Well, here comes the fun part. There are pretty many level stacks being
used here on MD.
- But there are only *one* set of levels, I hear the choir protest.
Yes, and no. There is one set of level descriptions presented in Lila,
and when we talk about them, we talk about *the* inorganic level, and
*the* intellectual and so on. But if we look closely at the text in
Lila, we see a different picture. For example, in chapter 8 there's a
very clear example of inorganic patterns in the form of iron filings and
magnets:
"Iron filings value movement toward a magnet"
There's no human involvement here, there's only the iron filings and the
magnet. Nobody is watching it, so there's no human observer. The iron
filings are the subject that values movement towards the object, the
magnet. It's pure inorganic patterns having some quality time with each
other. This inorganic level we see here is the inorganic level in the
stack I'd like to call "the universal stack". In this stack, humans are
(more or less) the end result, the top notch, just like the flip-flops
inside the computer in Lila.
However, sometimes Pirsig uses another stack that I'd like to call "the
human perspective stack". For example when he discusses the Victorian
moral codes, he describes them as social patterns. But they are social
patterns only if viewed from a human perspective. On the other hand, he
also calls "collective organization of cells into metazoan societies
called plants and animals" social patterns. But such social patterns are
not social from the human perspective stack, but they *are* from the
universal stack.
Are there more stacks?
Yes, You can for example find one stack inside a computer. The inorganic
level in a computer is not made of atoms and molecules, but by ones and
zeros. The laws of nature doesn't include gravity and electromagnetism
but only boolean logic such as and, or, not, etc. Computer viruses are a
very simple form of biological patterns built using those ones, zeros
and computer logic.
What's the point?
The point is to be able to recognize which stack each of us is using,
and then adapt one's argument when discussing the MoQ with someone else.

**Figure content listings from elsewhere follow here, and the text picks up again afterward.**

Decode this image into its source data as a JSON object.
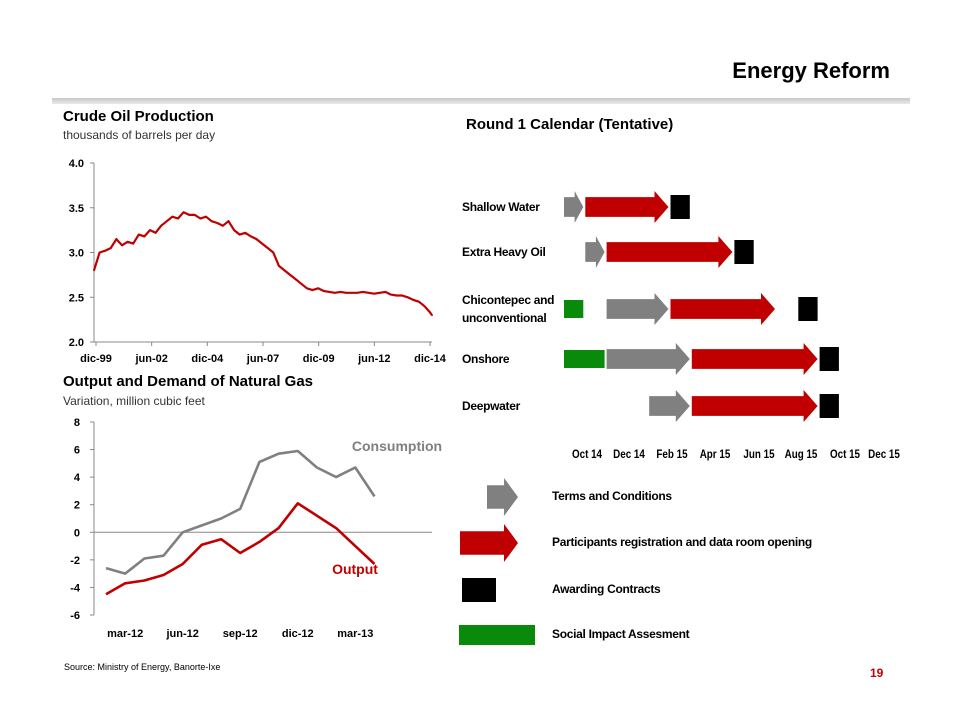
{
  "header": {
    "title": "Energy Reform",
    "page_number": "19"
  },
  "source": "Source: Ministry of Energy, Banorte-Ixe",
  "colors": {
    "red": "#c00000",
    "gray": "#808080",
    "green": "#0a8a0a",
    "black": "#000000"
  },
  "chart_data": [
    {
      "type": "line",
      "title": "Crude Oil Production",
      "subtitle": "thousands of barrels per day",
      "x_ticks": [
        "dic-99",
        "jun-02",
        "dic-04",
        "jun-07",
        "dic-09",
        "jun-12",
        "dic-14"
      ],
      "y_ticks": [
        "4.0",
        "3.5",
        "3.0",
        "2.5",
        "2.0"
      ],
      "ylim": [
        2.0,
        4.0
      ],
      "xlim": [
        "1999-12",
        "2015-01"
      ],
      "grid": false,
      "series": [
        {
          "color": "#c00000",
          "x": [
            "1999-12",
            "2000-03",
            "2000-06",
            "2000-09",
            "2000-12",
            "2001-03",
            "2001-06",
            "2001-09",
            "2001-12",
            "2002-03",
            "2002-06",
            "2002-09",
            "2002-12",
            "2003-03",
            "2003-06",
            "2003-09",
            "2003-12",
            "2004-03",
            "2004-06",
            "2004-09",
            "2004-12",
            "2005-03",
            "2005-06",
            "2005-09",
            "2005-12",
            "2006-03",
            "2006-06",
            "2006-09",
            "2006-12",
            "2007-03",
            "2007-06",
            "2007-09",
            "2007-12",
            "2008-03",
            "2008-06",
            "2008-09",
            "2008-12",
            "2009-03",
            "2009-06",
            "2009-09",
            "2009-12",
            "2010-03",
            "2010-06",
            "2010-09",
            "2010-12",
            "2011-03",
            "2011-06",
            "2011-09",
            "2011-12",
            "2012-03",
            "2012-06",
            "2012-09",
            "2012-12",
            "2013-03",
            "2013-06",
            "2013-09",
            "2013-12",
            "2014-03",
            "2014-06",
            "2014-09",
            "2014-12",
            "2015-01"
          ],
          "y": [
            2.8,
            3.0,
            3.02,
            3.05,
            3.15,
            3.08,
            3.12,
            3.1,
            3.2,
            3.18,
            3.25,
            3.22,
            3.3,
            3.35,
            3.4,
            3.38,
            3.45,
            3.42,
            3.42,
            3.38,
            3.4,
            3.35,
            3.33,
            3.3,
            3.35,
            3.25,
            3.2,
            3.22,
            3.18,
            3.15,
            3.1,
            3.05,
            3.0,
            2.85,
            2.8,
            2.75,
            2.7,
            2.65,
            2.6,
            2.58,
            2.6,
            2.57,
            2.56,
            2.55,
            2.56,
            2.55,
            2.55,
            2.55,
            2.56,
            2.55,
            2.54,
            2.55,
            2.56,
            2.53,
            2.52,
            2.52,
            2.5,
            2.47,
            2.45,
            2.4,
            2.33,
            2.3
          ]
        }
      ]
    },
    {
      "type": "line",
      "title": "Output and Demand of Natural Gas",
      "subtitle": "Variation, million cubic feet",
      "x_ticks": [
        "mar-12",
        "jun-12",
        "sep-12",
        "dic-12",
        "mar-13"
      ],
      "y_ticks": [
        "8",
        "6",
        "4",
        "2",
        "0",
        "-2",
        "-4",
        "-6"
      ],
      "ylim": [
        -6,
        8
      ],
      "xlim": [
        "2012-02",
        "2013-07"
      ],
      "grid": false,
      "series": [
        {
          "name": "Consumption",
          "color": "#808080",
          "x": [
            "2012-02",
            "2012-03",
            "2012-04",
            "2012-05",
            "2012-06",
            "2012-07",
            "2012-08",
            "2012-09",
            "2012-10",
            "2012-11",
            "2012-12",
            "2013-01",
            "2013-02",
            "2013-03",
            "2013-04",
            "2013-05"
          ],
          "y": [
            -2.6,
            -3.0,
            -1.9,
            -1.7,
            0.0,
            0.5,
            1.0,
            1.7,
            5.1,
            5.7,
            5.9,
            4.7,
            4.0,
            4.7,
            2.6,
            null
          ]
        },
        {
          "name": "Output",
          "color": "#c00000",
          "x": [
            "2012-02",
            "2012-03",
            "2012-04",
            "2012-05",
            "2012-06",
            "2012-07",
            "2012-08",
            "2012-09",
            "2012-10",
            "2012-11",
            "2012-12",
            "2013-01",
            "2013-02",
            "2013-03",
            "2013-04",
            "2013-05"
          ],
          "y": [
            -4.5,
            -3.7,
            -3.5,
            -3.1,
            -2.3,
            -0.9,
            -0.5,
            -1.5,
            -0.7,
            0.3,
            2.1,
            1.2,
            0.3,
            -1.0,
            -2.3,
            null
          ]
        }
      ]
    }
  ],
  "calendar": {
    "title": "Round 1 Calendar (Tentative)",
    "months": [
      "Oct 14",
      "Dec 14",
      "Feb 15",
      "Apr 15",
      "Jun 15",
      "Aug 15",
      "Oct 15",
      "Dec 15"
    ],
    "rows": [
      {
        "label": "Shallow Water",
        "bars": [
          {
            "kind": "gray_arrow",
            "start": "2014-10",
            "end": "2014-11"
          },
          {
            "kind": "red_arrow",
            "start": "2014-11",
            "end": "2015-03"
          },
          {
            "kind": "black_box",
            "start": "2015-03",
            "end": "2015-04"
          }
        ]
      },
      {
        "label": "Extra Heavy Oil",
        "bars": [
          {
            "kind": "gray_arrow",
            "start": "2014-11",
            "end": "2014-12"
          },
          {
            "kind": "red_arrow",
            "start": "2014-12",
            "end": "2015-06"
          },
          {
            "kind": "black_box",
            "start": "2015-06",
            "end": "2015-07"
          }
        ]
      },
      {
        "label": "Chicontepec and",
        "label2": "unconventional",
        "bars": [
          {
            "kind": "green_box",
            "start": "2014-10",
            "end": "2014-11"
          },
          {
            "kind": "gray_arrow",
            "start": "2014-12",
            "end": "2015-03"
          },
          {
            "kind": "red_arrow",
            "start": "2015-03",
            "end": "2015-08"
          },
          {
            "kind": "black_box",
            "start": "2015-09",
            "end": "2015-10"
          }
        ]
      },
      {
        "label": "Onshore",
        "bars": [
          {
            "kind": "green_box",
            "start": "2014-10",
            "end": "2014-12"
          },
          {
            "kind": "gray_arrow",
            "start": "2014-12",
            "end": "2015-04"
          },
          {
            "kind": "red_arrow",
            "start": "2015-04",
            "end": "2015-10"
          },
          {
            "kind": "black_box",
            "start": "2015-10",
            "end": "2015-11"
          }
        ]
      },
      {
        "label": "Deepwater",
        "bars": [
          {
            "kind": "gray_arrow",
            "start": "2015-02",
            "end": "2015-04"
          },
          {
            "kind": "red_arrow",
            "start": "2015-04",
            "end": "2015-10"
          },
          {
            "kind": "black_box",
            "start": "2015-10",
            "end": "2015-11"
          }
        ]
      }
    ],
    "legend": [
      {
        "kind": "gray_arrow",
        "label": "Terms and Conditions"
      },
      {
        "kind": "red_arrow",
        "label": "Participants registration and data room opening"
      },
      {
        "kind": "black_box",
        "label": "Awarding Contracts"
      },
      {
        "kind": "green_box",
        "label": "Social Impact Assesment"
      }
    ]
  }
}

When you get to know these different stacks, it becomes pretty clear who
is primarily using which stack.
For example, the SOL people are, I think, exclusively using what I call
the human perspective stack. It even goes so far as to subsume the
entire universal stack into their intellectual level. But as we can see
here, it's actually not SOM they are subsuming, it's the universal stack.
For myself, I'm almost always using the universal stack. I'm trying to
discuss matters from the human perspective as well, but it mostly ends
up in a disagreement when I try to show some aspect of the level from
some other stack. It was such a relief to discuss this with Andy because
we could both move very easily between stacks without having to yell at
each other. If more people could do the same, we'd be having a great
time here very soon.
The computer stack is of somewhat limited use here since there aren't
that many here who are fluent in boolean logic and can understand what
it means to use that instead of our physical laws.
Another cool thing about these stacks is that it gives us an opportunity
to examine the levels much more, and to really see if they can stand the
pressure from being tried out in every imaginable way. For example, the
inorganic level in the universal stack are built using atoms and our
physical laws, but the inorganic level in a computer is built using a
completely different set of stuff and laws. Can we define an inorganic
level that is general enough to support both of these stacks (and every
other stack we can find, or imagine)? If we can, the MoQ would truly
deserve the name meta-physics, because it would support not just one,
but any physics.
Perhaps Andy has some things to add here? I'm sure there are lots of fun
stuff to add about stacks and how to use them.